When it comes to race relations in the United States during the 1920s, the post WWI era sees race riots throughout the country. Jim Crow and Segregation is the law of the land in the South. The Great Migration, the movement of black Americans from the south to Northern cities. You have Black WWI veterans being lynched in their uniforms. DW Griffith’s birth of a Nation, a film about two families living south of the Mason-Dixon Line. It chronicles the time period of the Civil War, the assassination of Lincoln, Reconstruction and portrays the Antebellum south. During the 1920s we also see the resurgence of the KKK. With rapid changes occurring – things like Industrialization, Immigration, and urbanization – we see an increase in Klan activity. You have local chapters throughout the country not just in the South. Membership grew into the million. In addition to terrorizing black, the new Klan also went after immigrants. Seeing these new additions to American society as posing a threat to the white protestant America they were trying to protect. The Klan was especially hostile and violent to Blacks, Catholics and Jews.
New inventions that changed life in the 1920s. The biggest thing is the increase in the number of homes that had electricity. Gone were the need for blocks of ice for one’s ice box – now you could have a refrigerator. Gone were the days of washing clothes one at a time on wash board, now you could buy a washing machine, an electric toaster, electric iron. We have done whole episodes on the automobile, the radio, telephone and airplane. All of these inventions are making life easier. With the expansion of consumer credit, people who may not have otherwise been able to afford these new inventions now could with paying installments or buying on credit.
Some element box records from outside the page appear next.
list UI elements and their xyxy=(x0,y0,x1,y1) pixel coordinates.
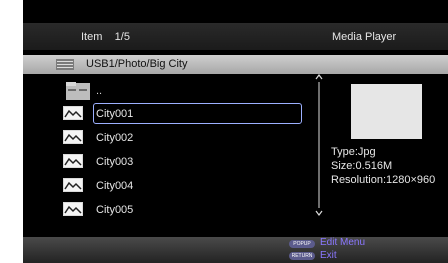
file-name: City005 xyxy=(96,204,134,216)
app-title: Media Player xyxy=(332,31,397,43)
list-item[interactable]: City004 xyxy=(63,176,313,196)
file-resolution: Resolution:1280×960 xyxy=(331,174,436,186)
path-bar: USB1/Photo/Big City xyxy=(23,55,448,74)
exit-hint: Exit xyxy=(320,250,337,261)
image-preview xyxy=(351,84,422,139)
image-thumbnail-icon xyxy=(63,154,83,168)
image-thumbnail-icon xyxy=(63,202,83,216)
popup-button[interactable]: POPUP xyxy=(289,240,315,248)
selection-highlight xyxy=(93,103,302,124)
file-size: Size:0.516M xyxy=(331,160,393,172)
file-name: City004 xyxy=(96,180,134,192)
item-counter: 1/5 xyxy=(114,31,130,43)
item-label: Item 1/5 xyxy=(81,31,130,43)
scroll-up-icon xyxy=(315,74,323,80)
file-name: City002 xyxy=(96,132,134,144)
image-thumbnail-icon xyxy=(63,130,83,144)
folder-icon xyxy=(56,59,74,70)
file-name: City003 xyxy=(96,156,134,168)
list-item[interactable]: City002 xyxy=(63,128,313,148)
scroll-down-icon xyxy=(315,210,323,216)
media-player-screen: Item 1/5 Media Player USB1/Photo/Big Cit… xyxy=(23,0,448,263)
header-bar: Item 1/5 Media Player xyxy=(23,23,448,50)
scrollbar[interactable] xyxy=(314,72,324,218)
parent-directory-link[interactable]: .. xyxy=(96,85,102,97)
file-type: Type:Jpg xyxy=(331,146,376,158)
image-thumbnail-icon xyxy=(63,178,83,192)
list-item[interactable]: City005 xyxy=(63,200,313,220)
footer-bar xyxy=(23,237,448,263)
edit-menu-hint: Edit Menu xyxy=(320,237,366,248)
image-thumbnail-icon xyxy=(63,106,83,120)
parent-folder-icon[interactable] xyxy=(66,82,90,100)
current-path: USB1/Photo/Big City xyxy=(86,58,188,70)
item-label-text: Item xyxy=(81,31,103,43)
return-button[interactable]: RETURN xyxy=(289,252,315,260)
list-item[interactable]: City003 xyxy=(63,152,313,172)
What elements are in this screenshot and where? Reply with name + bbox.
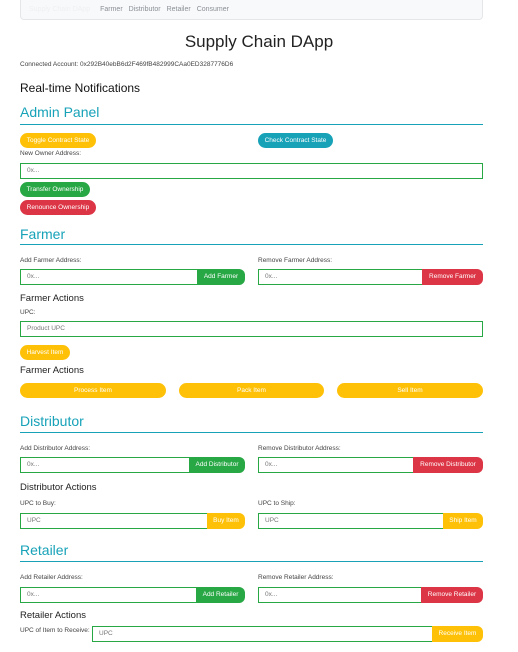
add-retailer-group: 0x... Add Retailer [20,587,245,603]
transfer-ownership-button[interactable]: Transfer Ownership [20,182,90,197]
receive-item-group: UPC Receive Item [92,626,483,642]
upc-to-receive-label: UPC of Item to Receive: [20,627,90,634]
admin-panel-title: Admin Panel [20,104,100,120]
remove-farmer-label: Remove Farmer Address: [258,257,333,264]
remove-retailer-label: Remove Retailer Address: [258,574,334,581]
add-farmer-label: Add Farmer Address: [20,257,82,264]
nav-link-consumer[interactable]: Consumer [197,6,229,13]
pack-item-button[interactable]: Pack Item [179,383,324,398]
upc-to-ship-label: UPC to Ship: [258,500,296,507]
new-owner-input[interactable]: 0x... [20,163,483,179]
farmer-actions-title: Farmer Actions [20,293,84,304]
retailer-actions-title: Retailer Actions [20,610,87,621]
add-retailer-label: Add Retailer Address: [20,574,83,581]
distributor-divider [20,432,483,433]
toggle-contract-state-button[interactable]: Toggle Contract State [20,133,96,148]
add-farmer-group: 0x... Add Farmer [20,269,245,285]
remove-retailer-button[interactable]: Remove Retailer [421,587,483,603]
navbar: Supply Chain DApp Farmer Distributor Ret… [20,0,483,20]
remove-distributor-label: Remove Distributor Address: [258,445,341,452]
upc-to-buy-input[interactable]: UPC [20,513,207,529]
connected-account: Connected Account: 0x292B40ebB6d2F469fB4… [20,61,234,68]
admin-divider [20,124,483,125]
upc-to-ship-input[interactable]: UPC [258,513,443,529]
buy-item-button[interactable]: Buy Item [207,513,245,529]
add-retailer-input[interactable]: 0x... [20,587,196,603]
distributor-actions-title: Distributor Actions [20,482,97,493]
nav-link-distributor[interactable]: Distributor [129,6,161,13]
add-retailer-button[interactable]: Add Retailer [196,587,245,603]
remove-distributor-button[interactable]: Remove Distributor [413,457,483,473]
product-upc-input[interactable]: Product UPC [20,321,483,337]
ship-item-group: UPC Ship Item [258,513,483,529]
nav-brand[interactable]: Supply Chain DApp [29,6,90,13]
retailer-section-title: Retailer [20,542,69,558]
remove-distributor-group: 0x... Remove Distributor [258,457,483,473]
farmer-divider [20,244,483,245]
check-contract-state-button[interactable]: Check Contract State [258,133,333,148]
add-distributor-group: 0x... Add Distributor [20,457,245,473]
harvest-item-button[interactable]: Harvest Item [20,345,70,360]
upc-to-buy-label: UPC to Buy: [20,500,56,507]
sell-item-button[interactable]: Sell Item [337,383,483,398]
nav-link-farmer[interactable]: Farmer [100,6,123,13]
new-owner-label: New Owner Address: [20,150,82,157]
retailer-divider [20,561,483,562]
page-title: Supply Chain DApp [184,32,334,51]
remove-distributor-input[interactable]: 0x... [258,457,413,473]
add-farmer-input[interactable]: 0x... [20,269,197,285]
process-item-button[interactable]: Process Item [20,383,166,398]
buy-item-group: UPC Buy Item [20,513,245,529]
farmer-section-title: Farmer [20,226,66,242]
add-distributor-label: Add Distributor Address: [20,445,91,452]
upc-to-receive-input[interactable]: UPC [92,626,432,642]
remove-farmer-button[interactable]: Remove Farmer [422,269,483,285]
nav-link-retailer[interactable]: Retailer [167,6,191,13]
add-farmer-button[interactable]: Add Farmer [197,269,245,285]
remove-farmer-group: 0x... Remove Farmer [258,269,483,285]
remove-farmer-input[interactable]: 0x... [258,269,422,285]
add-distributor-button[interactable]: Add Distributor [189,457,245,473]
notifications-title: Real-time Notifications [20,81,141,95]
ship-item-button[interactable]: Ship Item [443,513,483,529]
upc-label: UPC: [20,309,36,316]
remove-retailer-input[interactable]: 0x... [258,587,421,603]
receive-item-button[interactable]: Receive Item [432,626,483,642]
add-distributor-input[interactable]: 0x... [20,457,189,473]
remove-retailer-group: 0x... Remove Retailer [258,587,483,603]
distributor-section-title: Distributor [20,413,84,429]
farmer-actions-title-2: Farmer Actions [20,365,84,376]
renounce-ownership-button[interactable]: Renounce Ownership [20,200,96,215]
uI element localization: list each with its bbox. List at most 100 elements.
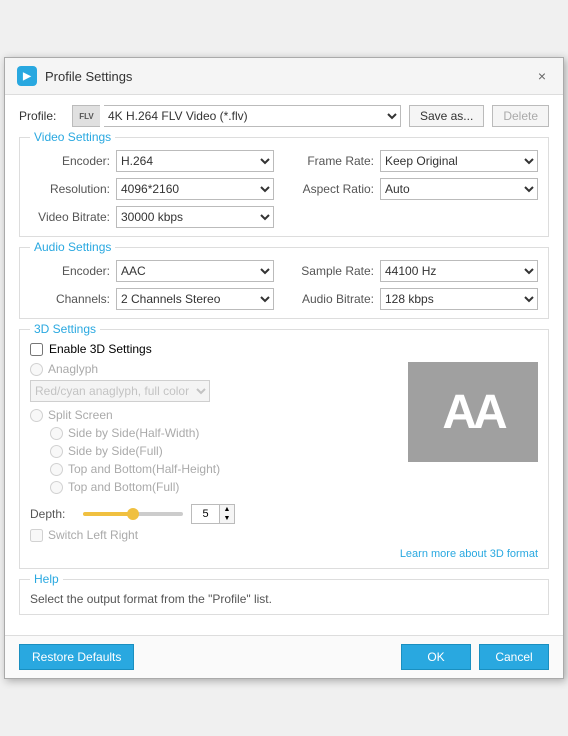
profile-settings-dialog: ▶ Profile Settings × Profile: FLV 4K H.2… — [4, 57, 564, 679]
top-bottom-full-radio[interactable] — [50, 481, 63, 494]
top-bottom-half-radio[interactable] — [50, 463, 63, 476]
threed-settings-content: Enable 3D Settings Anaglyph Red/cyan ana… — [30, 342, 538, 560]
bottom-bar: Restore Defaults OK Cancel — [5, 635, 563, 678]
split-screen-radio[interactable] — [30, 409, 43, 422]
split-option-3: Top and Bottom(Full) — [50, 480, 398, 494]
depth-decrement-button[interactable]: ▼ — [220, 514, 234, 523]
switch-left-right-label: Switch Left Right — [48, 528, 138, 542]
audio-encoder-label: Encoder: — [30, 264, 110, 278]
video-bitrate-label: Video Bitrate: — [30, 210, 110, 224]
dialog-title: Profile Settings — [45, 69, 132, 84]
cancel-button[interactable]: Cancel — [479, 644, 549, 670]
frame-rate-row: Frame Rate: Keep Original — [294, 150, 538, 172]
title-bar-left: ▶ Profile Settings — [17, 66, 132, 86]
sample-rate-select[interactable]: 44100 Hz — [380, 260, 538, 282]
encoder-label: Encoder: — [30, 154, 110, 168]
dialog-content: Profile: FLV 4K H.264 FLV Video (*.flv) … — [5, 95, 563, 635]
threed-settings-title: 3D Settings — [30, 322, 100, 336]
anaglyph-label: Anaglyph — [48, 362, 98, 376]
video-left-col: Encoder: H.264 Resolution: 4096*2160 — [30, 150, 274, 228]
bottom-right-buttons: OK Cancel — [401, 644, 549, 670]
split-option-2-label: Top and Bottom(Half-Height) — [68, 462, 220, 476]
title-bar: ▶ Profile Settings × — [5, 58, 563, 95]
encoder-select[interactable]: H.264 — [116, 150, 274, 172]
audio-bitrate-select[interactable]: 128 kbps — [380, 288, 538, 310]
profile-format-icon: FLV — [72, 105, 100, 127]
audio-encoder-select[interactable]: AAC — [116, 260, 274, 282]
anaglyph-radio-row: Anaglyph — [30, 362, 398, 376]
frame-rate-select[interactable]: Keep Original — [380, 150, 538, 172]
depth-row: Depth: ▲ ▼ — [30, 504, 538, 524]
profile-select[interactable]: 4K H.264 FLV Video (*.flv) — [104, 105, 401, 127]
app-icon-text: ▶ — [23, 71, 31, 82]
depth-slider[interactable] — [83, 512, 183, 516]
video-settings-title: Video Settings — [30, 130, 115, 144]
audio-right-col: Sample Rate: 44100 Hz Audio Bitrate: 128… — [294, 260, 538, 310]
help-text: Select the output format from the "Profi… — [30, 592, 538, 606]
aspect-ratio-select[interactable]: Auto — [380, 178, 538, 200]
audio-settings-title: Audio Settings — [30, 240, 115, 254]
split-option-1: Side by Side(Full) — [50, 444, 398, 458]
enable-3d-row: Enable 3D Settings — [30, 342, 538, 356]
depth-value-input[interactable] — [191, 504, 219, 524]
audio-left-col: Encoder: AAC Channels: 2 Channels Stereo — [30, 260, 274, 310]
resolution-label: Resolution: — [30, 182, 110, 196]
audio-bitrate-label: Audio Bitrate: — [294, 292, 374, 306]
sample-rate-row: Sample Rate: 44100 Hz — [294, 260, 538, 282]
split-option-3-label: Top and Bottom(Full) — [68, 480, 179, 494]
side-by-side-full-radio[interactable] — [50, 445, 63, 458]
frame-rate-label: Frame Rate: — [294, 154, 374, 168]
switch-left-right-row: Switch Left Right — [30, 528, 538, 542]
ok-button[interactable]: OK — [401, 644, 471, 670]
video-bitrate-row: Video Bitrate: 30000 kbps — [30, 206, 274, 228]
save-as-button[interactable]: Save as... — [409, 105, 484, 127]
audio-encoder-row: Encoder: AAC — [30, 260, 274, 282]
threed-main-area: Anaglyph Red/cyan anaglyph, full color S… — [30, 362, 538, 498]
split-screen-radio-row: Split Screen — [30, 408, 398, 422]
split-screen-label: Split Screen — [48, 408, 113, 422]
anaglyph-select-row: Red/cyan anaglyph, full color — [30, 380, 398, 402]
learn-more-row: Learn more about 3D format — [30, 546, 538, 560]
audio-settings-content: Encoder: AAC Channels: 2 Channels Stereo — [30, 260, 538, 310]
depth-spin-buttons: ▲ ▼ — [219, 504, 235, 524]
anaglyph-radio[interactable] — [30, 363, 43, 376]
enable-3d-label: Enable 3D Settings — [49, 342, 152, 356]
switch-left-right-checkbox[interactable] — [30, 529, 43, 542]
split-option-2: Top and Bottom(Half-Height) — [50, 462, 398, 476]
video-settings-content: Encoder: H.264 Resolution: 4096*2160 — [30, 150, 538, 228]
threed-options-left: Anaglyph Red/cyan anaglyph, full color S… — [30, 362, 398, 498]
restore-defaults-button[interactable]: Restore Defaults — [19, 644, 134, 670]
close-button[interactable]: × — [533, 67, 551, 85]
enable-3d-checkbox[interactable] — [30, 343, 43, 356]
profile-label: Profile: — [19, 109, 64, 123]
depth-label: Depth: — [30, 507, 75, 521]
video-right-col: Frame Rate: Keep Original Aspect Ratio: … — [294, 150, 538, 228]
learn-more-link[interactable]: Learn more about 3D format — [400, 548, 538, 560]
encoder-row: Encoder: H.264 — [30, 150, 274, 172]
aspect-ratio-label: Aspect Ratio: — [294, 182, 374, 196]
audio-form-grid: Encoder: AAC Channels: 2 Channels Stereo — [30, 260, 538, 310]
channels-select[interactable]: 2 Channels Stereo — [116, 288, 274, 310]
split-option-1-label: Side by Side(Full) — [68, 444, 163, 458]
aspect-ratio-row: Aspect Ratio: Auto — [294, 178, 538, 200]
threed-preview-text: AA — [442, 385, 503, 440]
channels-row: Channels: 2 Channels Stereo — [30, 288, 274, 310]
audio-settings-section: Audio Settings Encoder: AAC Channels: — [19, 247, 549, 319]
anaglyph-type-select: Red/cyan anaglyph, full color — [30, 380, 210, 402]
split-option-0: Side by Side(Half-Width) — [50, 426, 398, 440]
audio-bitrate-row: Audio Bitrate: 128 kbps — [294, 288, 538, 310]
video-settings-section: Video Settings Encoder: H.264 Resolution… — [19, 137, 549, 237]
split-screen-options: Side by Side(Half-Width) Side by Side(Fu… — [30, 426, 398, 494]
depth-spinbox: ▲ ▼ — [191, 504, 235, 524]
threed-settings-section: 3D Settings Enable 3D Settings Anaglyph — [19, 329, 549, 569]
profile-row: Profile: FLV 4K H.264 FLV Video (*.flv) … — [19, 105, 549, 127]
channels-label: Channels: — [30, 292, 110, 306]
resolution-row: Resolution: 4096*2160 — [30, 178, 274, 200]
video-bitrate-select[interactable]: 30000 kbps — [116, 206, 274, 228]
depth-increment-button[interactable]: ▲ — [220, 505, 234, 514]
side-by-side-half-radio[interactable] — [50, 427, 63, 440]
help-title: Help — [30, 572, 63, 586]
app-icon: ▶ — [17, 66, 37, 86]
resolution-select[interactable]: 4096*2160 — [116, 178, 274, 200]
delete-button[interactable]: Delete — [492, 105, 549, 127]
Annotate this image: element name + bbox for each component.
When people think of the 1920s, they often think of the image of the flapper and people living the high life. A small faction of people were making BIG Money. Life was hard for farmers in rural America. More and More immigrants were coming into the United States and were not treated well. Different groups being the bigger target at different times. We are seeing significant changes in American Society – Socially, economically and politically. By the end of the decade, the economic prosperity enjoyed by some would come to an end with the stock market crash of 1929 and the Great Depression would be felt by all Americans, some more than others.